İşin siyasi yönü bir tarafa...
İnsanlık yönü tartışma götürmeyecek bir biçimde İsrail'e, "dur" denilmesini, bu vahşetin en sert biçimde kınanmasını ve önlenmesini gerektiriyor.
Bu görüntüler kafa karışıklığına izin verecek görüntüler değil. Bu nedenle de olaya, diplomasideki, "karşılıklılık" esasıyla bakmak doğru değil. "Sen, benim insanım vahşete maruz kalırken bizi desteklemedin, ses çıkarmadın, o halde ben de şimdi senin insanlarına yapılan vahşete, istesem ses çıkarmam; ama insanlık bende kalsın, hadi çıkarıyorum" gibi bir yaklaşım yakışık almaz.
Çağdaş insan hiçbir şekilde vahşete seyirci kalamaz. Tepkisiz kalamaz.

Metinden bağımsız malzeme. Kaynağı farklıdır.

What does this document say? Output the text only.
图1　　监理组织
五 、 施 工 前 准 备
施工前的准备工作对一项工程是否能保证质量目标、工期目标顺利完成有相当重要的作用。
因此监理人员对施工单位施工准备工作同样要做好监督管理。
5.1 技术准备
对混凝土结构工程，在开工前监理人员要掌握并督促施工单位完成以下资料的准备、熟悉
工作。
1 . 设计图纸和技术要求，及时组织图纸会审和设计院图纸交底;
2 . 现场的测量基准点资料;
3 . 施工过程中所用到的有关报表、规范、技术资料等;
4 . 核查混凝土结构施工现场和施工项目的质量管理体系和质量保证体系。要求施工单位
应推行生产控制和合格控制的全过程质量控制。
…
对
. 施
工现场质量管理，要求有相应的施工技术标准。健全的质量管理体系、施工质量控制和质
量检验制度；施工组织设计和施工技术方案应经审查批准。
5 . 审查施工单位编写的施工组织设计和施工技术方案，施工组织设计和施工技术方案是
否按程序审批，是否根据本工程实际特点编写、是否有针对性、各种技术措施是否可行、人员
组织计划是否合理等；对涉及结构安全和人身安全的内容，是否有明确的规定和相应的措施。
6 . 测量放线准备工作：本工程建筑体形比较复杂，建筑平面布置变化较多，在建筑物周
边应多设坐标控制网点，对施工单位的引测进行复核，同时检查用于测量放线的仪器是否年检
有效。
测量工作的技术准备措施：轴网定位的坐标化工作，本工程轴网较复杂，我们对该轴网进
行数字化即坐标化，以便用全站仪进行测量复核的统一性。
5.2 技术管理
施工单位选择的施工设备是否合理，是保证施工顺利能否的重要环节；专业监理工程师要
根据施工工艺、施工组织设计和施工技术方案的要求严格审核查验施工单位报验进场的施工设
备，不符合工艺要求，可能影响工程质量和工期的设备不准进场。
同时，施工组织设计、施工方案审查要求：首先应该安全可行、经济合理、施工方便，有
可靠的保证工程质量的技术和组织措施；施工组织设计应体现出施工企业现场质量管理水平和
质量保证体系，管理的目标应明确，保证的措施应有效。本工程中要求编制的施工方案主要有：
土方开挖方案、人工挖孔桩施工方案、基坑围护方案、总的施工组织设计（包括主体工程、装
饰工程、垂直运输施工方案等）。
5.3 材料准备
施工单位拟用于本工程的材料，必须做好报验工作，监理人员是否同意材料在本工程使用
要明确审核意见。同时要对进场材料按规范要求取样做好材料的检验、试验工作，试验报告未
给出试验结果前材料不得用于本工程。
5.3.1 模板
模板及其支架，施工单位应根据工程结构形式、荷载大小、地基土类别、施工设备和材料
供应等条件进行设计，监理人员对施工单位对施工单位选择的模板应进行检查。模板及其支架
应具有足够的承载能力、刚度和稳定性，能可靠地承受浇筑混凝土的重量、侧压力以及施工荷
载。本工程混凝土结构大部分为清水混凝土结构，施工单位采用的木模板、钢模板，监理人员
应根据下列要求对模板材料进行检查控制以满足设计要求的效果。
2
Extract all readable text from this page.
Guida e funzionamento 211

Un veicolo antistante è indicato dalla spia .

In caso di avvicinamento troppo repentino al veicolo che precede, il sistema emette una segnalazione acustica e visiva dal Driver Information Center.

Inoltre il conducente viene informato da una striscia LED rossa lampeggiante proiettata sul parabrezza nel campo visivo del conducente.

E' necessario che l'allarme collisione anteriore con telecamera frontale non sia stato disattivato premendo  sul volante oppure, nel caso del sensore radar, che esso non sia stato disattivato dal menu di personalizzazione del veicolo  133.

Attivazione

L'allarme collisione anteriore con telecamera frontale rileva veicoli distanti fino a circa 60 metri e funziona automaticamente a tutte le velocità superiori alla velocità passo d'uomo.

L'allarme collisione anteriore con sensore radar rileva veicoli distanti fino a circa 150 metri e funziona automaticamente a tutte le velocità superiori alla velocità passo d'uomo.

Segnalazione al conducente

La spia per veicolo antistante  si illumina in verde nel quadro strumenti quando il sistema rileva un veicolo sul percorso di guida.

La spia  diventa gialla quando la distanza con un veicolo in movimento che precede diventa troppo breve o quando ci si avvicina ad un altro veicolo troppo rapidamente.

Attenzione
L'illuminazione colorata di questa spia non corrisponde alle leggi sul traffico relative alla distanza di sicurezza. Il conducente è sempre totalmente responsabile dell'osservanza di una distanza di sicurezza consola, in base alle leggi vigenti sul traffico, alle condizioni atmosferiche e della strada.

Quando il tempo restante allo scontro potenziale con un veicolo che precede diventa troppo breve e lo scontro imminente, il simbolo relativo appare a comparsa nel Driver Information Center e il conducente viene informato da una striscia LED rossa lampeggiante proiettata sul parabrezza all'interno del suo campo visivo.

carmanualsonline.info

Nedeni ne olursa olsun, vahşeti yapan kim olursa olsun, vahşete uğrayan kim olursa olsun, tepki gösterilmelidir.
Elbette, biliniyor...
Arap ülkelerinin, Türkiye'nin ulusal sorunlarında gerekli ilgi ve desteği göstermedikleri. Destek bir yana çoğu kez Türkiye'nin karşısında yer tuttuklarını. Sınır komşumuz Arap ülkesinin yıllarca terör örgütünü koruyup, geliştirip Türkiye'nin üzerine saldığını...
Bunlar gerçek. Ama bu gerçekler de, Türkiye'nin ve Türk halkının, Filistin halkına ve liderine uygulanan vahşeti görmezlikten gelmesine neden olamaz, olmamalı. Tıpkı terör olaylarıyla canlarından olan, terör vahşetine uğrayan İsraillileri görmezlikten gelemeyeceği gibi...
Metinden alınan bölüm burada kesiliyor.